Tropical colored birthday card
December 3, 2009 at 12:37 
While I love to make cards, I have difficulty making a card for a specific person. I prefer to keep a stash of handmade cards on hand and then select from that when a card occasion presents itself. When my daughter celebrated her 12th birthday two months ago, nothing in my collection quite suited her or seemed age appropriate. I also wanted an element of surprise. What to make?
Inspiration began with the color theme. When my daughter chose a paint color for her room last year, she selected a blazing lime green, which we accented with other strong citrus colors and turquoise blue. We call her room "Key West" because when you step into it, you've left the cozy sensibility of the rest of the house and entered a tropical zone. A budding graphic artist, she has a fondness for circles and incorporated them into her room and her art designs. I decided to follow her cue and do the same on her card.
I started with a sheet of watercolor paper. I stamped dotted circles in Versamark and heat-embossed them with clear embossing powder to create a resist. I then loaded a brush with blue and green acrylic paint and pulled the brush over the paper just once--no blending or go-overs because I wanted the white paper to peek through and add a visual spark and texture.
While my resist technique worked, it didn't have a strong graphic impact. Hmmm. What to do next? And what would be the focal point of the card?
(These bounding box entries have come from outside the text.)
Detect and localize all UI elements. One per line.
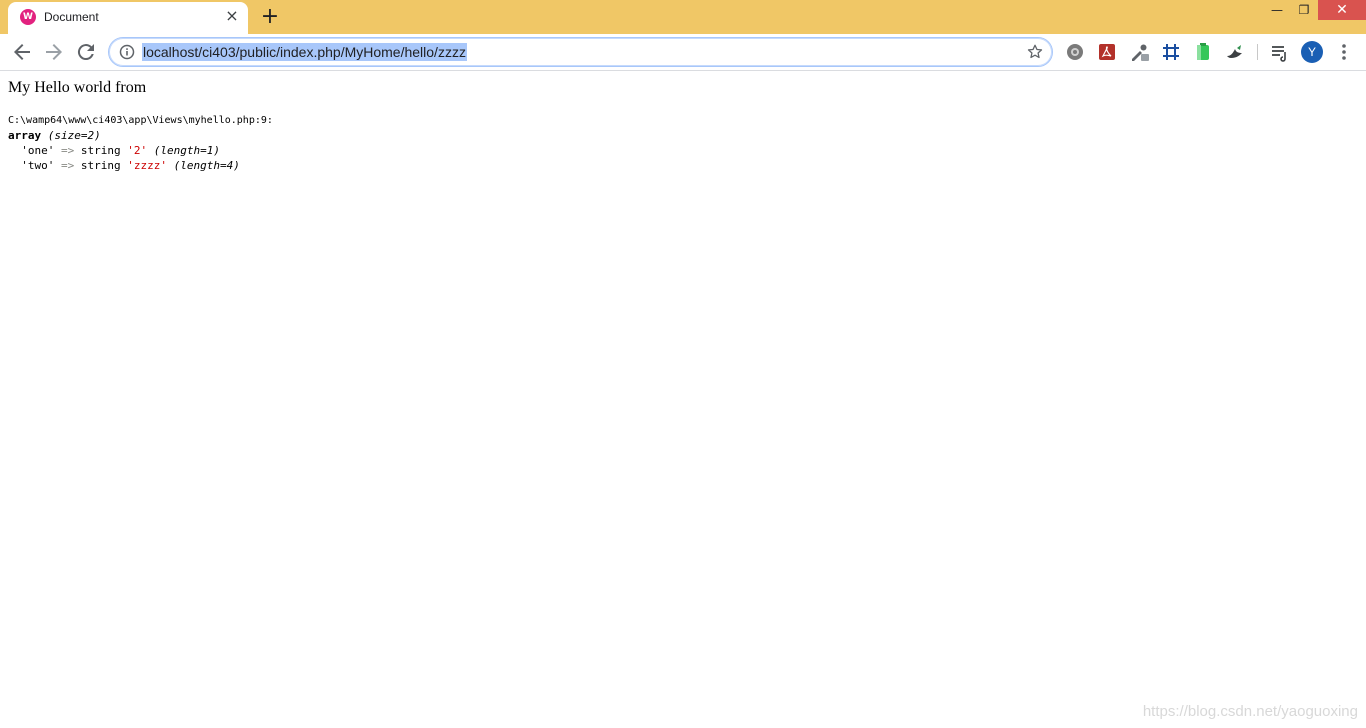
media-queue-icon[interactable]	[1270, 42, 1290, 62]
dump-row-type: string	[80, 159, 121, 172]
new-tab-plus-icon[interactable]: +	[258, 6, 282, 28]
title-bar: W Document × + — ❐ ✕	[0, 0, 1366, 34]
wamp-favicon-icon: W	[20, 9, 36, 25]
toolbar-separator	[1257, 44, 1258, 60]
dump-row-key: 'two'	[21, 159, 55, 172]
dump-row-length: (length=4)	[173, 159, 240, 172]
dump-file-path: C:\wamp64\www\ci403\app\Views\myhello.ph…	[8, 115, 273, 126]
back-arrow-icon[interactable]	[10, 40, 34, 64]
dump-row-length: (length=1)	[153, 144, 220, 157]
address-bar[interactable]: localhost/ci403/public/index.php/MyHome/…	[108, 37, 1053, 67]
kebab-menu-icon[interactable]	[1337, 42, 1351, 62]
dump-row-arrow: =>	[61, 159, 75, 172]
dump-row-key: 'one'	[21, 144, 55, 157]
extension-eyedropper-icon[interactable]	[1129, 42, 1149, 62]
dump-array-size: (size=2)	[47, 129, 101, 142]
forward-arrow-icon[interactable]	[42, 40, 66, 64]
var-dump-output: C:\wamp64\www\ci403\app\Views\myhello.ph…	[8, 112, 1348, 173]
dump-row-value: 'zzzz'	[127, 159, 167, 172]
tab-document[interactable]: W Document ×	[8, 2, 248, 34]
window-close-button[interactable]: ✕	[1318, 0, 1366, 20]
dump-array-keyword: array	[8, 129, 42, 142]
reload-icon[interactable]	[74, 40, 98, 64]
dump-row-value: '2'	[127, 144, 148, 157]
extension-dragon-icon[interactable]	[1225, 42, 1245, 62]
page-content: My Hello world from C:\wamp64\www\ci403\…	[8, 78, 1348, 173]
url-text[interactable]: localhost/ci403/public/index.php/MyHome/…	[142, 43, 467, 61]
watermark-text: https://blog.csdn.net/yaoguoxing	[1142, 703, 1358, 720]
extension-battery-icon[interactable]	[1193, 42, 1213, 62]
tab-title: Document	[44, 10, 99, 24]
bookmark-star-icon[interactable]	[1026, 43, 1044, 61]
extension-pdf-icon[interactable]	[1097, 42, 1117, 62]
extension-screen-capture-icon[interactable]	[1065, 42, 1085, 62]
hello-heading: My Hello world from	[8, 79, 147, 96]
info-icon[interactable]	[119, 44, 135, 60]
dump-row-arrow: =>	[61, 144, 75, 157]
profile-avatar[interactable]: Y	[1301, 41, 1323, 63]
dump-row-type: string	[80, 144, 121, 157]
browser-toolbar: localhost/ci403/public/index.php/MyHome/…	[0, 34, 1366, 71]
tab-close-icon[interactable]: ×	[224, 8, 240, 24]
extension-grid-ruler-icon[interactable]	[1161, 42, 1181, 62]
I had a new stamp set from Stampin' Up that I had just purchased and had not used yet. I loved the mod flowers and thought my girl would too. They were also the perfect scale for the card. I selected a blue ink slightly darker than my blue paint and randomly stamped the flowers on the paper. I liked the effect, but it was subtle and the card would need something to give it some visual pop.
That's when I decided to re-ink my dotted circle stamp with black and create another layer. Now I was getting somewhere. I had planned to use the circular birthday stamp from Stampin Up as a design element but not as the card's focal point. However, I was now in love with my background paper and wanted it to have a starring, not a supporting, role in the card.
So I chose a lime green cardstock, heat-embossed the circular birthday greeting in black for maximum impact and texture and then punched it out with a circle punch. I framed it within a dot circle on my paper and glued it on. Voila! Well, not quite. I thought the card needed one more bit of visual interest and texture.
I tried layering a flower brad over the black flower but it didn't work. A rhinestone didn't suit the card's style or my daughter's taste. An orange brad was too jarring, a silver or blue brad too boring. The small yellow brad turned out to be just right. I cut the watercolor paper to size and mounted it on turquoise cardstock. The perfect card. My daughter adored it!